Warner Bros. has officially put a new ”Westworld” feature film into development, handing the script to David Koepp, the writer behind ”Jurassic Park.” The Westworld reboot revives the 1973 movie about a Wild West theme park filled with robots, where paying guests can do whatever they like until the machines stop cooperating and start killing the visitors. Hollywood loves a do-over, but in this case the studio is digging up a title that already became a TV franchise, which makes the reboot feel less like nostalgia and more like a bet that the brand still has mileage.
The original film also spawned the HBO series that ran from 2016 to 2022, giving ”Westworld” a second life long after the 1973 release. That history matters: a property that can survive as both a movie and a prestige series is exactly the sort of asset studios keep recycling when they want a built-in audience without starting from zero.
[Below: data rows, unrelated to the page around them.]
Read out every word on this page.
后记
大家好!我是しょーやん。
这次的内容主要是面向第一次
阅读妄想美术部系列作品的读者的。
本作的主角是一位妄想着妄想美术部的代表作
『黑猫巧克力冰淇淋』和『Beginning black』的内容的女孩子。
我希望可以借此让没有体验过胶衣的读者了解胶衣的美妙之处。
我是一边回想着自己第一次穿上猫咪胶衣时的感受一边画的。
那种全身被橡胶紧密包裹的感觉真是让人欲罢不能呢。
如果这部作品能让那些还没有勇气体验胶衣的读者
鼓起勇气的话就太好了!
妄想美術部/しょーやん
David Koepp returns to familiar territory
Koepp is a sensible hire if Warner Bros. wants the reboot to move quickly and sound expensive in the right way. He has a proven record with large-scale studio storytelling, and that usually means less fussing, more forward motion, and a script that knows how to keep a high-concept premise from collapsing under its own chrome-plated weight.
A new director is still the missing piece
According to insiders, a well-known Hollywood director is circling the project, but the name has not been revealed. That kind of early interest is typical for a property with built-in recognition, and it also hints that Warner Bros. may be trying to position the film as more than a routine franchise cash-in. Steven Spielberg had previously been interested in making a western of his own, which tells you the setting still has a pull even decades later.
What Warner Bros. is betting on
The studio is leaning on a familiar formula: a recognizable title, a proven writer, and the possibility of a marquee director to sell the package before a frame is shot. The open question is whether audiences want another pass through a park where the robots rebel, or whether the smarter move would have been to leave the gates closed and let the franchise rest for once.